We are always working to improve our systems and to remove violative content
more quickly, which is why we report our progress in a quarterly report and
give users a dashboard showing the status of videos they've flagged to
us."
However, YouTube kids has a history of letting disturbing
and violent videos slipping past its algorithms. In 2017, searching the word
"gun" on the app surfaced a video on how to build a coil gun,
Mashable reported. Other videos at the time featured Mickey Mouse in a pool of
blood and Spider-Man urinating on Elsa, the princess from "Frozen,"
prompting backlash.
"The YouTube Kids team is made up of parents who
care deeply about this, so it's extremely important for us to get this right,
and we act quickly when videos are brought to our attention," a YouTube
spokeswoman told CNET at the time. "We agree this content is unacceptable
and are committed to making the app better every day."

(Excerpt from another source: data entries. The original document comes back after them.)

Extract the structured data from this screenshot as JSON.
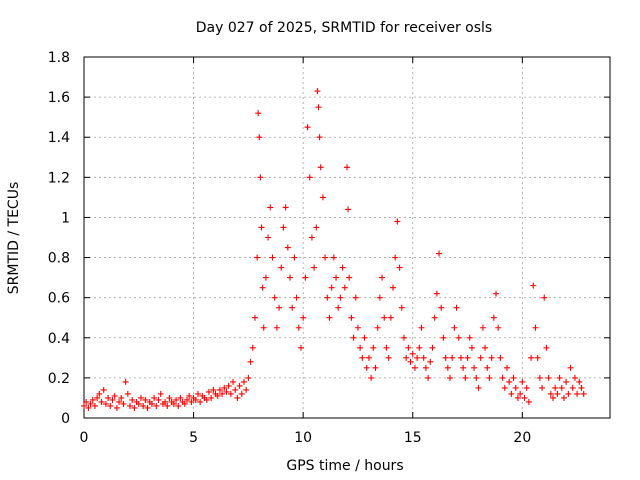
{
  "chart_data": {
    "type": "scatter",
    "title": "Day 027 of 2025, SRMTID for receiver osls",
    "xlabel": "GPS time / hours",
    "ylabel": "SRMTID / TECUs",
    "xlim": [
      0,
      24
    ],
    "ylim": [
      0,
      1.8
    ],
    "xticks": [
      0,
      5,
      10,
      15,
      20
    ],
    "xtick_labels": [
      "0",
      "5",
      "10",
      "15",
      "20"
    ],
    "yticks": [
      0,
      0.2,
      0.4,
      0.6,
      0.8,
      1.0,
      1.2,
      1.4,
      1.6,
      1.8
    ],
    "ytick_labels": [
      "0",
      "0.2",
      "0.4",
      "0.6",
      "0.8",
      "1",
      "1.2",
      "1.4",
      "1.6",
      "1.8"
    ],
    "grid": true,
    "marker": "+",
    "color": "#ff0000",
    "series": [
      {
        "name": "SRMTID",
        "points": [
          [
            0.0,
            0.06
          ],
          [
            0.1,
            0.08
          ],
          [
            0.2,
            0.05
          ],
          [
            0.3,
            0.07
          ],
          [
            0.4,
            0.09
          ],
          [
            0.5,
            0.06
          ],
          [
            0.6,
            0.1
          ],
          [
            0.7,
            0.12
          ],
          [
            0.8,
            0.08
          ],
          [
            0.9,
            0.14
          ],
          [
            1.0,
            0.07
          ],
          [
            1.1,
            0.1
          ],
          [
            1.2,
            0.06
          ],
          [
            1.3,
            0.09
          ],
          [
            1.4,
            0.11
          ],
          [
            1.5,
            0.05
          ],
          [
            1.6,
            0.08
          ],
          [
            1.7,
            0.1
          ],
          [
            1.8,
            0.07
          ],
          [
            1.9,
            0.18
          ],
          [
            2.0,
            0.12
          ],
          [
            2.1,
            0.06
          ],
          [
            2.2,
            0.09
          ],
          [
            2.3,
            0.05
          ],
          [
            2.4,
            0.08
          ],
          [
            2.5,
            0.07
          ],
          [
            2.6,
            0.1
          ],
          [
            2.7,
            0.06
          ],
          [
            2.8,
            0.09
          ],
          [
            2.9,
            0.05
          ],
          [
            3.0,
            0.08
          ],
          [
            3.1,
            0.07
          ],
          [
            3.2,
            0.1
          ],
          [
            3.3,
            0.06
          ],
          [
            3.4,
            0.09
          ],
          [
            3.5,
            0.12
          ],
          [
            3.6,
            0.07
          ],
          [
            3.7,
            0.08
          ],
          [
            3.8,
            0.06
          ],
          [
            3.9,
            0.1
          ],
          [
            4.0,
            0.08
          ],
          [
            4.1,
            0.07
          ],
          [
            4.2,
            0.09
          ],
          [
            4.3,
            0.06
          ],
          [
            4.4,
            0.1
          ],
          [
            4.5,
            0.08
          ],
          [
            4.6,
            0.07
          ],
          [
            4.7,
            0.09
          ],
          [
            4.8,
            0.11
          ],
          [
            4.9,
            0.08
          ],
          [
            5.0,
            0.1
          ],
          [
            5.1,
            0.09
          ],
          [
            5.2,
            0.12
          ],
          [
            5.3,
            0.08
          ],
          [
            5.4,
            0.11
          ],
          [
            5.5,
            0.1
          ],
          [
            5.6,
            0.09
          ],
          [
            5.7,
            0.13
          ],
          [
            5.8,
            0.1
          ],
          [
            5.9,
            0.14
          ],
          [
            6.0,
            0.12
          ],
          [
            6.1,
            0.11
          ],
          [
            6.2,
            0.14
          ],
          [
            6.3,
            0.12
          ],
          [
            6.4,
            0.15
          ],
          [
            6.5,
            0.13
          ],
          [
            6.6,
            0.16
          ],
          [
            6.7,
            0.12
          ],
          [
            6.8,
            0.18
          ],
          [
            6.9,
            0.14
          ],
          [
            7.0,
            0.1
          ],
          [
            7.1,
            0.16
          ],
          [
            7.2,
            0.12
          ],
          [
            7.3,
            0.18
          ],
          [
            7.4,
            0.14
          ],
          [
            7.5,
            0.2
          ],
          [
            7.6,
            0.28
          ],
          [
            7.7,
            0.35
          ],
          [
            7.8,
            0.5
          ],
          [
            7.9,
            0.8
          ],
          [
            7.95,
            1.52
          ],
          [
            8.0,
            1.4
          ],
          [
            8.05,
            1.2
          ],
          [
            8.1,
            0.95
          ],
          [
            8.15,
            0.65
          ],
          [
            8.2,
            0.45
          ],
          [
            8.3,
            0.7
          ],
          [
            8.4,
            0.9
          ],
          [
            8.5,
            1.05
          ],
          [
            8.6,
            0.8
          ],
          [
            8.7,
            0.6
          ],
          [
            8.8,
            0.45
          ],
          [
            8.9,
            0.55
          ],
          [
            9.0,
            0.75
          ],
          [
            9.1,
            0.95
          ],
          [
            9.2,
            1.05
          ],
          [
            9.3,
            0.85
          ],
          [
            9.4,
            0.7
          ],
          [
            9.5,
            0.55
          ],
          [
            9.6,
            0.8
          ],
          [
            9.7,
            0.6
          ],
          [
            9.8,
            0.45
          ],
          [
            9.9,
            0.35
          ],
          [
            10.0,
            0.5
          ],
          [
            10.1,
            0.7
          ],
          [
            10.2,
            1.45
          ],
          [
            10.3,
            1.2
          ],
          [
            10.4,
            0.9
          ],
          [
            10.5,
            0.75
          ],
          [
            10.6,
            0.95
          ],
          [
            10.65,
            1.63
          ],
          [
            10.7,
            1.55
          ],
          [
            10.75,
            1.4
          ],
          [
            10.8,
            1.25
          ],
          [
            10.9,
            1.1
          ],
          [
            11.0,
            0.8
          ],
          [
            11.1,
            0.6
          ],
          [
            11.2,
            0.5
          ],
          [
            11.3,
            0.65
          ],
          [
            11.4,
            0.8
          ],
          [
            11.5,
            0.7
          ],
          [
            11.6,
            0.55
          ],
          [
            11.7,
            0.6
          ],
          [
            11.8,
            0.75
          ],
          [
            11.9,
            0.65
          ],
          [
            12.0,
            1.25
          ],
          [
            12.05,
            1.04
          ],
          [
            12.1,
            0.7
          ],
          [
            12.2,
            0.5
          ],
          [
            12.3,
            0.4
          ],
          [
            12.4,
            0.6
          ],
          [
            12.5,
            0.45
          ],
          [
            12.6,
            0.35
          ],
          [
            12.7,
            0.3
          ],
          [
            12.8,
            0.4
          ],
          [
            12.9,
            0.25
          ],
          [
            13.0,
            0.3
          ],
          [
            13.1,
            0.2
          ],
          [
            13.2,
            0.35
          ],
          [
            13.3,
            0.25
          ],
          [
            13.4,
            0.45
          ],
          [
            13.5,
            0.6
          ],
          [
            13.6,
            0.7
          ],
          [
            13.7,
            0.5
          ],
          [
            13.8,
            0.35
          ],
          [
            13.9,
            0.3
          ],
          [
            14.0,
            0.5
          ],
          [
            14.1,
            0.65
          ],
          [
            14.2,
            0.8
          ],
          [
            14.3,
            0.98
          ],
          [
            14.4,
            0.75
          ],
          [
            14.5,
            0.55
          ],
          [
            14.6,
            0.4
          ],
          [
            14.7,
            0.3
          ],
          [
            14.8,
            0.35
          ],
          [
            14.9,
            0.28
          ],
          [
            15.0,
            0.32
          ],
          [
            15.1,
            0.25
          ],
          [
            15.2,
            0.3
          ],
          [
            15.3,
            0.35
          ],
          [
            15.4,
            0.45
          ],
          [
            15.5,
            0.3
          ],
          [
            15.6,
            0.25
          ],
          [
            15.7,
            0.2
          ],
          [
            15.8,
            0.28
          ],
          [
            15.9,
            0.35
          ],
          [
            16.0,
            0.5
          ],
          [
            16.1,
            0.62
          ],
          [
            16.2,
            0.82
          ],
          [
            16.3,
            0.55
          ],
          [
            16.4,
            0.4
          ],
          [
            16.5,
            0.3
          ],
          [
            16.6,
            0.25
          ],
          [
            16.7,
            0.2
          ],
          [
            16.8,
            0.3
          ],
          [
            16.9,
            0.45
          ],
          [
            17.0,
            0.55
          ],
          [
            17.1,
            0.4
          ],
          [
            17.2,
            0.3
          ],
          [
            17.3,
            0.25
          ],
          [
            17.4,
            0.2
          ],
          [
            17.5,
            0.3
          ],
          [
            17.6,
            0.4
          ],
          [
            17.7,
            0.35
          ],
          [
            17.8,
            0.25
          ],
          [
            17.9,
            0.2
          ],
          [
            18.0,
            0.15
          ],
          [
            18.1,
            0.3
          ],
          [
            18.2,
            0.45
          ],
          [
            18.3,
            0.35
          ],
          [
            18.4,
            0.25
          ],
          [
            18.5,
            0.2
          ],
          [
            18.6,
            0.3
          ],
          [
            18.7,
            0.5
          ],
          [
            18.8,
            0.62
          ],
          [
            18.9,
            0.45
          ],
          [
            19.0,
            0.3
          ],
          [
            19.1,
            0.2
          ],
          [
            19.2,
            0.15
          ],
          [
            19.3,
            0.25
          ],
          [
            19.4,
            0.18
          ],
          [
            19.5,
            0.12
          ],
          [
            19.6,
            0.2
          ],
          [
            19.7,
            0.15
          ],
          [
            19.8,
            0.1
          ],
          [
            19.9,
            0.12
          ],
          [
            20.0,
            0.18
          ],
          [
            20.1,
            0.1
          ],
          [
            20.2,
            0.15
          ],
          [
            20.3,
            0.08
          ],
          [
            20.4,
            0.3
          ],
          [
            20.5,
            0.66
          ],
          [
            20.6,
            0.45
          ],
          [
            20.7,
            0.3
          ],
          [
            20.8,
            0.2
          ],
          [
            20.9,
            0.15
          ],
          [
            21.0,
            0.6
          ],
          [
            21.1,
            0.35
          ],
          [
            21.2,
            0.2
          ],
          [
            21.3,
            0.12
          ],
          [
            21.4,
            0.1
          ],
          [
            21.5,
            0.15
          ],
          [
            21.6,
            0.12
          ],
          [
            21.7,
            0.2
          ],
          [
            21.8,
            0.15
          ],
          [
            21.9,
            0.1
          ],
          [
            22.0,
            0.18
          ],
          [
            22.1,
            0.12
          ],
          [
            22.2,
            0.25
          ],
          [
            22.3,
            0.15
          ],
          [
            22.4,
            0.2
          ],
          [
            22.5,
            0.12
          ],
          [
            22.6,
            0.18
          ],
          [
            22.7,
            0.15
          ],
          [
            22.8,
            0.12
          ]
        ]
      }
    ]
  }
}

Since the backlash in 2017, YouTube has outlined steps it
is taking to improve safety on its Kids app. In November 2017, the company
outlined a new set of guidelines, including "faster enforcement" of
community guidelines and "blocking inappropriate comments." In April
last year, YouTube announced three new parental control features to give
parents the ability to curate what their child is seeing on the app. There are also
a number of other ways for parents to make the app safer, but none of them are
automatic.
This week, new cases of inappropriate content prompted
high-profile responses, including from Disney and Nestle, which pulled
advertising from YouTube after a blogger described "a wormhole into a
soft-core pedophilia ring" on the site.
YouTube said Thursday it was taking aggressive action,
banning more than 400 accounts and taking down dozens of videos.
Critics say its approach to safety across platforms just
isn't working.
TLDR: Disabled comments on tens of millions of videos. Terminated over 400 channels. Reported illegal comments to law enforcement.
Parents remain concerned about safety both on YouTube and
YouTube Kids. "We should start by educating ourselves, educating our
children, and speaking up when we see something that is dangerous for our
children," Hess wrote on her blog. "We also need to fight to have the
developers of social media platforms held responsible when they do not assure
that age restrictions are followed and when they do not remove inappropriate
and/or dangerous material when reported."